3. Hardware Emulation of Neural Networks
In the following, we present six neural network models that have been emulated on the Spikey chip. Most of the emulation results are compared to those obtained by software simulations in order to verify the network functionality and performance. For all these simulations the tool NEST (Gewaltig and Diesmann, 2007) or NEURON (Carnevale and Hines, 2006) is used.
3.1. Synfire chain with feedforward inhibition
Architectures with a feedforward connectivity have been employed extensively as computational components and as models for the study of neuronal dynamics. Synfire chains are feedforward networks consisting of several neuron groups where each neuron in a group projects to neurons in the succeeding group.
They have been originally proposed to account for the presence of behaviorally related, highly precise firing patterns (Prut et al., 1998; Baker et al., 2001).

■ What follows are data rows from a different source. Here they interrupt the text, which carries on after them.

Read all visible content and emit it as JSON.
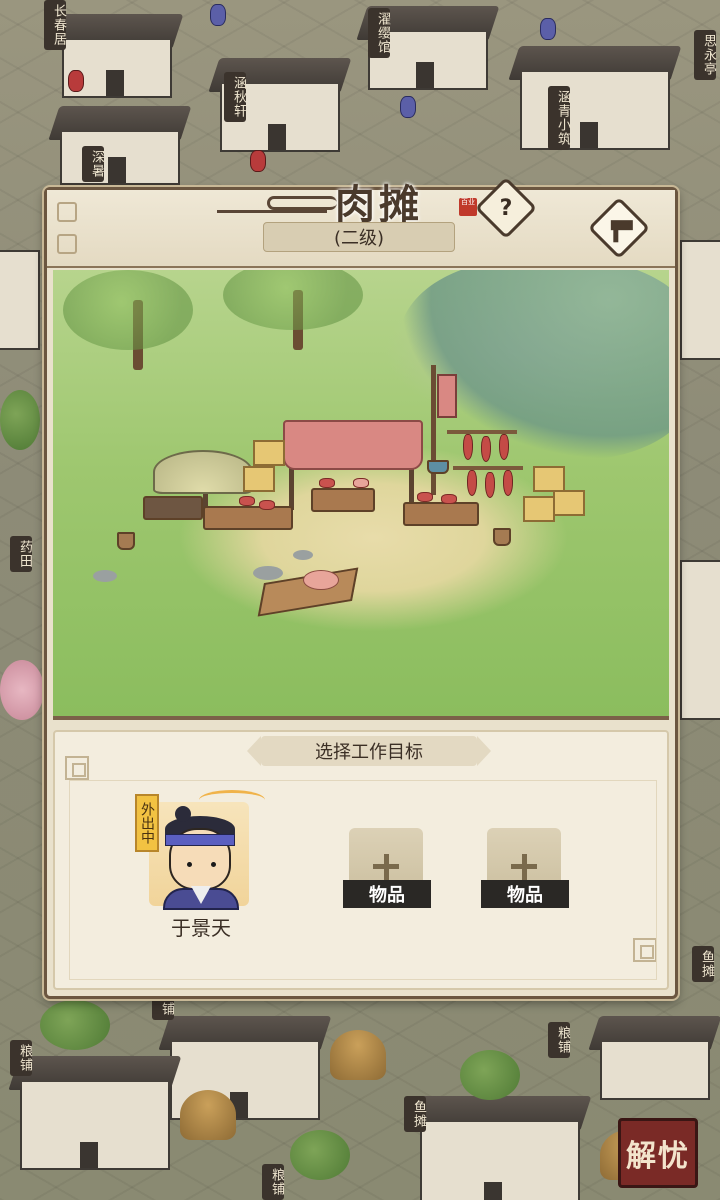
{
  "building": {
    "title": "肉摊",
    "seal": "百业",
    "level": "(二级)",
    "help_icon": "?"
  },
  "work": {
    "header": "选择工作目标",
    "worker": {
      "name": "于景天",
      "status": "外出中"
    },
    "slots": [
      {
        "label": "物品"
      },
      {
        "label": "物品"
      }
    ]
  },
  "map_signs": [
    "长春居",
    "濯缨馆",
    "思永亭",
    "涵秋轩",
    "涵青小筑",
    "深暑",
    "药田",
    "粮铺",
    "鱼摊",
    "粮铺",
    "鱼摊",
    "粮铺",
    "粮铺",
    "铺"
  ],
  "corner_button": {
    "label": "解忧"
  },
  "colors": {
    "panel_bg": "#e9e1cc",
    "panel_border": "#6b5640",
    "status_tag": "#f2c242",
    "slot_label_bg": "#2a2825"
  }
}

Further properties of such structures have been studied extensively, including activity transport (Aertsen et al., 1996; Diesmann et al., 1999; Litvak et al., 2003), external control of information flow (Kremkow et al., 2010a), computational capabilities (Abeles et al., 2004; Vogels and Abbott, 2005; Schrader et al., 2010), complex dynamic behavior (Yazdanbakhsh et al., 2002), and their embedding into surrounding networks (Aviel et al., 2003; Tetzlaff et al., 2005; Schrader et al., 2008). Kremkow et al. (2010b) have shown that feedforward inhibition can increase the selectivity to the initial stimulus and that the local delay of inhibition can modify this selectivity.
3.1.1. Network topology
The presented network model is an adaptation of the feedforward network described in Kremkow et al. (2010b).
The network consists of several neuron groups, each comprising nRS = 100 excitatory regular spiking (RS) and nFS = 25 inhibitory fast spiking (FS) cells. All neurons are modeled as LIF neurons with exponentially decaying synaptic conductance courses. According to Kremkow et al. (2010b) all neurons have identical parameters.
As shown in Figure 4A, RS neurons project to both RS and FS populations in the subsequent group while the FS population projects to the RS population in its local group. Each neuron receives a fixed number of randomly chosen inputs from each presynaptic population. The first group is stimulated by a population of nRS external spike sources with identical connection probabilities as used for RS groups within the chain.
Two different criteria are employed to assess the functionality of the emulated synfire chain. The first, straightforward benchmark is the stability of signal propagation. An initial synchronous stimulus is expected to cause a stable propagation of activity, with each neuron in an RS population spiking exactly once. Deviations from the original network parameters can cause the activity to grow rapidly, i.e., each population emits more spikes than its predecessor, or stall pulse propagation.
The second, broader characterization follows Kremkow et al. (2010b), who has analyzed the response of the network to various stimuli. The stimulus is parametrized by the variables a and σ. For each neuron in the stimulus population a spike times are generated by sampling them from a Gaussian distribution with common mean and standard deviation. σ is defined as the standard deviation of the spike times of all source neurons. Spiking activity that is evoked in the subsequent RS populations is characterized analogously by measuring a and σ.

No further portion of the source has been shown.